I have a whole basket full of those essential lamp pieces, most of them scrounged from various broken lamps. Never know when you will need an essential bit, you see. Some of my favorite lamps have bit the dust, since I took up the carpets and painted the concrete floors in the house. Two weeks ago, the dogs got rowdy and knocked over a pretty little bedside lamp, a blue and white vase-type that I bought in Greece, and in the same week, Blondie sat back suddenly in the rocking chair, and there went a lamp that I had bought in Korea, a blue and white bowl that I saw in a shop in Itaewon and had converted. Not to fear, though – for we salvaged all the parts, the wooden base and top, and the metal rod that ran up through the middle, the shade and the socket.
Last weekend, Blondie, the Queen of All Yard Sales, spied three lamps for sale in a neighbor’s garage – all blue and white painted china bases, all vaguely Oriental in design, in good shape and all three for a mere pittance. One of them most particularly resembled the Korean bowl, and as it was approximately the same dimensions, I thought I would be able to remove the brass base and top to it, and replace them with the wooden base and fittings from the Korean lamp – and I would have something that came very close in looks to it.
Only the hex-nut that held the whole thing together at the bottom was apparently tightened on at the factory by Godzilla himself. Not even with a crescent-wrench could we get it to budge – and Blondie and I tried separately and together, and with a spritz of liquid wrench, that is supposed to make it easy to unscrew anything.

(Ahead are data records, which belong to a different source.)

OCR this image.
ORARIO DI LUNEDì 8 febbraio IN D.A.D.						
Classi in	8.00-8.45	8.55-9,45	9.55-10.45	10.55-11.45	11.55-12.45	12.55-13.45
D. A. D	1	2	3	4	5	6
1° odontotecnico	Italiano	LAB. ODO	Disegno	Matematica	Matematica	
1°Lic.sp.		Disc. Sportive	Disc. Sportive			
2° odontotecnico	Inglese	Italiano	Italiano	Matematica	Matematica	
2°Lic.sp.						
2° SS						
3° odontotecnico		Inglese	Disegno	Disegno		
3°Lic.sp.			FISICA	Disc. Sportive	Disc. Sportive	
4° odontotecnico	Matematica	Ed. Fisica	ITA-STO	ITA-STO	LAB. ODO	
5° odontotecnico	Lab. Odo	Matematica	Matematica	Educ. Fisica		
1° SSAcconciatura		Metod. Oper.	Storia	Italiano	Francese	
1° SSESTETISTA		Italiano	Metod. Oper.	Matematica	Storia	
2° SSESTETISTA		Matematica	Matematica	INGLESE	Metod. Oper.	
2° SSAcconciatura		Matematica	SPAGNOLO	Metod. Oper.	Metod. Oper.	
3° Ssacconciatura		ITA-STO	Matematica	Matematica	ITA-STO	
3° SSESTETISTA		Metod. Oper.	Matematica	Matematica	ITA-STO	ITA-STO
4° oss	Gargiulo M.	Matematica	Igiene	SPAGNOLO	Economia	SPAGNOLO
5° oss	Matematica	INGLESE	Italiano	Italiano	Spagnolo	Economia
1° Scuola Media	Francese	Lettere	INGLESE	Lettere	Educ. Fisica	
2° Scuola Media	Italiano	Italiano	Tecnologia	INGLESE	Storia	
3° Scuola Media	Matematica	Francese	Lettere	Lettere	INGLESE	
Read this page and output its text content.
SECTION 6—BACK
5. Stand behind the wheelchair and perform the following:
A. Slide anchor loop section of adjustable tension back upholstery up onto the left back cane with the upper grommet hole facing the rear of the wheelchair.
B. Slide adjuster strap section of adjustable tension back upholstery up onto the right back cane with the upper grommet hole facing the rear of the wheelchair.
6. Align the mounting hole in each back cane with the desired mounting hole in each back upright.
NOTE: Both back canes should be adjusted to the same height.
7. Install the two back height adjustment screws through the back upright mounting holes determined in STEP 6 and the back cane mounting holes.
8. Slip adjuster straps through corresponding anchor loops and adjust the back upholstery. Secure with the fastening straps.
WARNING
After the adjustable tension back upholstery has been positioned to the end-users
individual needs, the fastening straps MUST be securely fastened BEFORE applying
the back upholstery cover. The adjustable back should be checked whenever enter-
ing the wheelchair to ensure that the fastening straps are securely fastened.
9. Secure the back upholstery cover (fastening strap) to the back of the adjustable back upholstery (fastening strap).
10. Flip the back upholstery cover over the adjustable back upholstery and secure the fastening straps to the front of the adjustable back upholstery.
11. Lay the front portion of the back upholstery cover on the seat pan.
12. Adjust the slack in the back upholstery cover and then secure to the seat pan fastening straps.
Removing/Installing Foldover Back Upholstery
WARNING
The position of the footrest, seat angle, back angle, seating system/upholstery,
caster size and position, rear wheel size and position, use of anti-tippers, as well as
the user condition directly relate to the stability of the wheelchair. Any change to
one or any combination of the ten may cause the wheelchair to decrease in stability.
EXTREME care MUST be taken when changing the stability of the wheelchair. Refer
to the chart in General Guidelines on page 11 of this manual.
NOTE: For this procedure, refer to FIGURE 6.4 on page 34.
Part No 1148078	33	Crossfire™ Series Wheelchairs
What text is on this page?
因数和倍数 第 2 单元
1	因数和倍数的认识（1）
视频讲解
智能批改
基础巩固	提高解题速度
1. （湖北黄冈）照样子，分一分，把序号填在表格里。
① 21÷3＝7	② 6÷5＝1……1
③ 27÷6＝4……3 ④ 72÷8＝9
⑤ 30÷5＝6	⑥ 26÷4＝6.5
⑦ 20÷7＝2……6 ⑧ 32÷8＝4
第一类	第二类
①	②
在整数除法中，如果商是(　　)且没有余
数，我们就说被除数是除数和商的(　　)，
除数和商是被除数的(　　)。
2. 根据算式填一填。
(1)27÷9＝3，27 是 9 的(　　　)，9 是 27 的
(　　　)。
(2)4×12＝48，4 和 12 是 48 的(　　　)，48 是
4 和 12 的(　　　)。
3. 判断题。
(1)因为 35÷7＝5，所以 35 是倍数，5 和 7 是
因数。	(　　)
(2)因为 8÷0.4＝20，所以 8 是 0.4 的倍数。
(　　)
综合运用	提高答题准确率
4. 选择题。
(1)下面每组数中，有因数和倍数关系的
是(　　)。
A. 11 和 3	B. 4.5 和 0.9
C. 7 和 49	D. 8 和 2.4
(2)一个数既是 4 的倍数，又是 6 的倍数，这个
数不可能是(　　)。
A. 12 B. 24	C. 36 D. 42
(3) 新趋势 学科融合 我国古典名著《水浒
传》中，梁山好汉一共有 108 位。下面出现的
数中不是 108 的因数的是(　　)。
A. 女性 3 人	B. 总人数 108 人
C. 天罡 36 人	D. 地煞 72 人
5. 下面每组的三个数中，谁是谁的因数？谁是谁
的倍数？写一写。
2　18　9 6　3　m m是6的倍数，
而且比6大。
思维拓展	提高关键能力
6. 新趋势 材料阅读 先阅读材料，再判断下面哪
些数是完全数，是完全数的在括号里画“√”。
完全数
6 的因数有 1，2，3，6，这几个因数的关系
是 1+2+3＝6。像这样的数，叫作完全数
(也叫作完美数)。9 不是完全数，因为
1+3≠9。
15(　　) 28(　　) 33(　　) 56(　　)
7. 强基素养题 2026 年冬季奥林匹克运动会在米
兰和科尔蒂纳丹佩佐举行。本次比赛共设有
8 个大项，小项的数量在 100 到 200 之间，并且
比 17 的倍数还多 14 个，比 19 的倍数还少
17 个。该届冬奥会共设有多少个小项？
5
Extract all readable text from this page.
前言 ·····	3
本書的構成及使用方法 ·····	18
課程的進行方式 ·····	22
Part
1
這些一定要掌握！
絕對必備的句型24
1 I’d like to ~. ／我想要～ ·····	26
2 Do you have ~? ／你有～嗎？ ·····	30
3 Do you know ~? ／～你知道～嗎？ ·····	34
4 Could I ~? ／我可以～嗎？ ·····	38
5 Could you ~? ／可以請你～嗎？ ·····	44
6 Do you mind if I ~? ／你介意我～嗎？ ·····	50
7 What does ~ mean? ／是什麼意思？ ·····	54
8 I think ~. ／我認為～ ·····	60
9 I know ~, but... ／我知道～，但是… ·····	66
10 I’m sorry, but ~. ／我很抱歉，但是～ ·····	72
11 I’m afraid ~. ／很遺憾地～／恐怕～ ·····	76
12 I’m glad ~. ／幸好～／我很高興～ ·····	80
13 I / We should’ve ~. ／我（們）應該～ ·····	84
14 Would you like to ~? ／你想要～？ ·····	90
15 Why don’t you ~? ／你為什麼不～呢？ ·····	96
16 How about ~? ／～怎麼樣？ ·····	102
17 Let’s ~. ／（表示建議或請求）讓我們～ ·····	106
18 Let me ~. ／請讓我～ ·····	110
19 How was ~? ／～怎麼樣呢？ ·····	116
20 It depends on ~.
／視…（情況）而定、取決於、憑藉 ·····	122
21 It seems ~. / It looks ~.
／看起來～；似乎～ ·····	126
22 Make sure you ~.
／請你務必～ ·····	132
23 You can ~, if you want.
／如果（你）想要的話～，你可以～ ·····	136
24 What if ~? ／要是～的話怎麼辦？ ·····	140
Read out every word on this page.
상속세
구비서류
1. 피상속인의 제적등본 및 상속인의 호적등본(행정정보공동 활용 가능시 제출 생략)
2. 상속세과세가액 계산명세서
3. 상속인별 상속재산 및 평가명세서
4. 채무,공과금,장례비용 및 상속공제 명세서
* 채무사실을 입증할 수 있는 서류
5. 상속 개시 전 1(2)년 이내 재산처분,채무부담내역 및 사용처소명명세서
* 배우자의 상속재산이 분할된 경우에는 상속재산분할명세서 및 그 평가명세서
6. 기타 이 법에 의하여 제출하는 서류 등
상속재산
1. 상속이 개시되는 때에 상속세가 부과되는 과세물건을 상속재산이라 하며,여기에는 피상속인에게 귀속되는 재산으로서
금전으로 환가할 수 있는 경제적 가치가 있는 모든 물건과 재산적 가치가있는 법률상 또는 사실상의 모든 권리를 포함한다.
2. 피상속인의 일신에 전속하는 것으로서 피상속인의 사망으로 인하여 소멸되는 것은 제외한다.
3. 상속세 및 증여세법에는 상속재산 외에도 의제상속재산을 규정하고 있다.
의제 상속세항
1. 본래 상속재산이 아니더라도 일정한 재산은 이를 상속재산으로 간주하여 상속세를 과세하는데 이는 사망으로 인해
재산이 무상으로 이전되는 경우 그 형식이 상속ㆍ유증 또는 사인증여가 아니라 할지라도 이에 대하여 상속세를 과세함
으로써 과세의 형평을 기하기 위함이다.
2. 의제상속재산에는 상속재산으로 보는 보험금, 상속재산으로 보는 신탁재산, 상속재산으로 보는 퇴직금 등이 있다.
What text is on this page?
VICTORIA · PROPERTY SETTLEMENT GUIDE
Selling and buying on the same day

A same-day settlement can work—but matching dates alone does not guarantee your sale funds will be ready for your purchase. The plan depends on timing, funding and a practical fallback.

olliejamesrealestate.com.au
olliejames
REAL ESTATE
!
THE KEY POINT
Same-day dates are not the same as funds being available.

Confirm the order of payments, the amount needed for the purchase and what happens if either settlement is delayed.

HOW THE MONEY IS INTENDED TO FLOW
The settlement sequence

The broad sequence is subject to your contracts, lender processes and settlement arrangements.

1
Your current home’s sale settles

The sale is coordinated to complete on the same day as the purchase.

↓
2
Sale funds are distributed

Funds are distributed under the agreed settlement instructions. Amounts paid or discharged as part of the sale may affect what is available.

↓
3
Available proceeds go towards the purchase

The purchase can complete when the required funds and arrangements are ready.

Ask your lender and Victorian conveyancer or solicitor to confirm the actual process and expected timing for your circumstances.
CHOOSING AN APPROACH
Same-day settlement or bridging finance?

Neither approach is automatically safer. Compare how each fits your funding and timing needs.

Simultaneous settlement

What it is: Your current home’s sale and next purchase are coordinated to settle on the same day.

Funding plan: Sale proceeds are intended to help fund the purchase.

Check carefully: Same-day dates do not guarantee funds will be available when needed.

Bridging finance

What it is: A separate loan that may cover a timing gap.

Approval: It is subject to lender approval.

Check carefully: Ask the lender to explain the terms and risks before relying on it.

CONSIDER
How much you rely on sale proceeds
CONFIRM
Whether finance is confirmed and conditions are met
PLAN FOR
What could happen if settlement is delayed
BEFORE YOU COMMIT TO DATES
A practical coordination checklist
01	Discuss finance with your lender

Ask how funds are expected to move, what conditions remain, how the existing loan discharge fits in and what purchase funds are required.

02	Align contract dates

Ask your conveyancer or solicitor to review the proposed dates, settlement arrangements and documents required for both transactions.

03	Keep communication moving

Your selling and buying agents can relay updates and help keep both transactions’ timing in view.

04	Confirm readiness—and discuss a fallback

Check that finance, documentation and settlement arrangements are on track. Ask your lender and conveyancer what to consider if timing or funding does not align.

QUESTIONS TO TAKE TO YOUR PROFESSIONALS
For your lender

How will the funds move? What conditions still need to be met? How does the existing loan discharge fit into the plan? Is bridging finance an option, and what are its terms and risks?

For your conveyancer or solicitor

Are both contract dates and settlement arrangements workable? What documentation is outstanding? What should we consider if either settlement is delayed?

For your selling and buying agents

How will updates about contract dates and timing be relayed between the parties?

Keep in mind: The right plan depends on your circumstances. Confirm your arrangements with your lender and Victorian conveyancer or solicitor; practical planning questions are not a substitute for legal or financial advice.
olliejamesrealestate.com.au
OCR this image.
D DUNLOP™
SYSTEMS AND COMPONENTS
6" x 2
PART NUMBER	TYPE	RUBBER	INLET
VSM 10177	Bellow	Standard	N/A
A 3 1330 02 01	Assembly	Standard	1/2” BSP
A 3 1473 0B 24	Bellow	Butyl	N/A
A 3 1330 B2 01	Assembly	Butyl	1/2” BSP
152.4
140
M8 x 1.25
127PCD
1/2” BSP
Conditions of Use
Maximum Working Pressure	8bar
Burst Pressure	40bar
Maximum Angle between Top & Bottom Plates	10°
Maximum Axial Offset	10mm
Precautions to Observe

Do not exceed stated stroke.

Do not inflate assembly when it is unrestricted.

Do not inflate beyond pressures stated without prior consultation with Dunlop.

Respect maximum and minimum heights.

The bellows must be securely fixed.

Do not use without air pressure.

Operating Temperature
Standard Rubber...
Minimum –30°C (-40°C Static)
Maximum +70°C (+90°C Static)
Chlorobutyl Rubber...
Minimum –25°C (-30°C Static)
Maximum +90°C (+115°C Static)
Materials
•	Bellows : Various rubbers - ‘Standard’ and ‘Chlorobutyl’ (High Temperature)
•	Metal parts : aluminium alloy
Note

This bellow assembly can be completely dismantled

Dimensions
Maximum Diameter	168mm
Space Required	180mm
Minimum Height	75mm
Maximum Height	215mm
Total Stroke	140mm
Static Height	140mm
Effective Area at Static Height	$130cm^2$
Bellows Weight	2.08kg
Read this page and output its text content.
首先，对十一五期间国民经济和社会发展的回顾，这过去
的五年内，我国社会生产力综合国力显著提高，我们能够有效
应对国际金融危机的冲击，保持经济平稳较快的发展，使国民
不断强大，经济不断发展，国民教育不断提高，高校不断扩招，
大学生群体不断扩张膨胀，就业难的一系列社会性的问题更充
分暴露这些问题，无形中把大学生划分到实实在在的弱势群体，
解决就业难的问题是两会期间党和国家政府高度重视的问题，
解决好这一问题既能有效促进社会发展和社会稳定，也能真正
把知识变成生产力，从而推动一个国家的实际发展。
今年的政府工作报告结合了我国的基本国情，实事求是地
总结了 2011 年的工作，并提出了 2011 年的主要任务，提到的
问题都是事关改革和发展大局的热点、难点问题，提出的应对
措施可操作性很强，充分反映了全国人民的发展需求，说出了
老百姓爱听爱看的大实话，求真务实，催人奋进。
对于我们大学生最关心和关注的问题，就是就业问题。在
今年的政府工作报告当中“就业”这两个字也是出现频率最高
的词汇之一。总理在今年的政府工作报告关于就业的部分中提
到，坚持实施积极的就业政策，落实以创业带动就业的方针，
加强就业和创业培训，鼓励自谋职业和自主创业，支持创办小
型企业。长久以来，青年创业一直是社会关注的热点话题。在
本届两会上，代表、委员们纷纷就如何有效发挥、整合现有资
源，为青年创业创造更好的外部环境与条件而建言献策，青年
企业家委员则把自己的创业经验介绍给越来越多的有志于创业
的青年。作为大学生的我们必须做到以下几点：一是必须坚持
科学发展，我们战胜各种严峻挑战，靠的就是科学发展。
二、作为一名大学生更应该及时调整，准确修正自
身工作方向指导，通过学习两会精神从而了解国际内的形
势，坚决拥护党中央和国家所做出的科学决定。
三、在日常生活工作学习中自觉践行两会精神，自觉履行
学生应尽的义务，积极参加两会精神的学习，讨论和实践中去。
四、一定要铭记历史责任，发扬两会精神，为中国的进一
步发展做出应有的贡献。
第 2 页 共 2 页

There was only one thing to do. And that was to take it to Pep Boys. Really, any garage would have done, but Pep-Boys was open on Sunday. Where else do you find the strength and the technology to separate metal bolts from the threads they are apparently frozen onto, than at an auto mechanics?
But the manager did look at me and ask, warily, “This is at your own risk of course. It’s not a priceless Ming vase, is it?”
“Five-dollar yard-sale special,” I said, “Have at it.” It took one of the mechanics about two minutes and all the other mechanics came to look, shaking their heads.
The manager did say afterwards that it was the weirdest request that anyone has ever come to Pep-Boys with. That is my home craft advice for the week – bet you never heard this from Martha Stewart. Also, you can, in some places, take cast-iron pots to a body shop to have the rust sand-blasted off them – and I wish I could remember how I came by these two little bits of wisdom.